29 May 2015
13:45–15:30
BAC: Auditorium
For the AMICAL professors, the great difficulty in teaching climate change science, is the dispersed nature of teaching materials—paper textbooks are rarely useful because information is updated too quickly for the traditional print cycle. Also, many good resources, are still geared towards country-specific audience—not an international student body. This presentation will show how AMICAL professors and librarians may develop a virtual resource center—which specifically addresses a multi-national student body.
Scope: show how climate change science, can be taught with online materials, which engage an international student body.
Available Teaching Materials include:
- global temperature data sets
- real time carbon dioxide atmospheric measurements
- Sankey diagrams for energy flow
- critical climate impact data (Arctic Ocean sea ice, sea level)
- drought warning systems
- renewable energy types and capacity
Source and Quality of Teaching Materials:
- multi-media, accessible via internet in classroom
- datasets with a global perspective
- data derived from intergovernmental and national research centers
- data derived from trade organizations
- data updated, at least annually
- content often presented using a range of infographic styles
- materials can be grouped into stand-alone chapters (or modules).

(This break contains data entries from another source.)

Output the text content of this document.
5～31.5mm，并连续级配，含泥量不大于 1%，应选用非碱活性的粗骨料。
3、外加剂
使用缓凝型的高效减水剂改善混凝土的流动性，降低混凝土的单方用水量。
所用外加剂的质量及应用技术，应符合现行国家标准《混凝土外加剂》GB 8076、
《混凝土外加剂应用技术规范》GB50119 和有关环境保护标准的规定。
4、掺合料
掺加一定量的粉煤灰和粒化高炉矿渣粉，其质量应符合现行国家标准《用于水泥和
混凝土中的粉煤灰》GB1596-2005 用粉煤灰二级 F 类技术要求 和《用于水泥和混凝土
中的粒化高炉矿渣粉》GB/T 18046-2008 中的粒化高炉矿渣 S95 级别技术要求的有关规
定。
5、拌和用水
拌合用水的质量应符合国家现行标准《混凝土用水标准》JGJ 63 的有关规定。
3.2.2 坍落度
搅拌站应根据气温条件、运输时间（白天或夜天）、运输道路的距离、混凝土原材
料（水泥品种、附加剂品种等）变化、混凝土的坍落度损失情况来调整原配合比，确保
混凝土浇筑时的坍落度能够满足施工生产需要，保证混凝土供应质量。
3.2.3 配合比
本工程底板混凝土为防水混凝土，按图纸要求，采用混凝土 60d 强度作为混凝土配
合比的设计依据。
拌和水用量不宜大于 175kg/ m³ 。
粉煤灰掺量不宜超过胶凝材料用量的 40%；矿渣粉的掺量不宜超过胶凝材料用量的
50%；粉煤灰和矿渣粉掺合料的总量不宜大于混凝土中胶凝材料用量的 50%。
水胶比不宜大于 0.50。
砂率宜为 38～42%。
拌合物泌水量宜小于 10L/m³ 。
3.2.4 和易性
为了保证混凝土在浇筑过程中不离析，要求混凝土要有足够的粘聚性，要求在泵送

Motivation for AMICAL partner involvement:
- the science data, has applications of interest to related disciplines—economics, communications, geopolitics of energy and trade
- regional “case studies” of climate impacts and mitigation projects, can be created and shared.
Conclusion: create a network of professors and librarians, who will actively develop a virtual curricula center—which specifically engages a multi-national student body.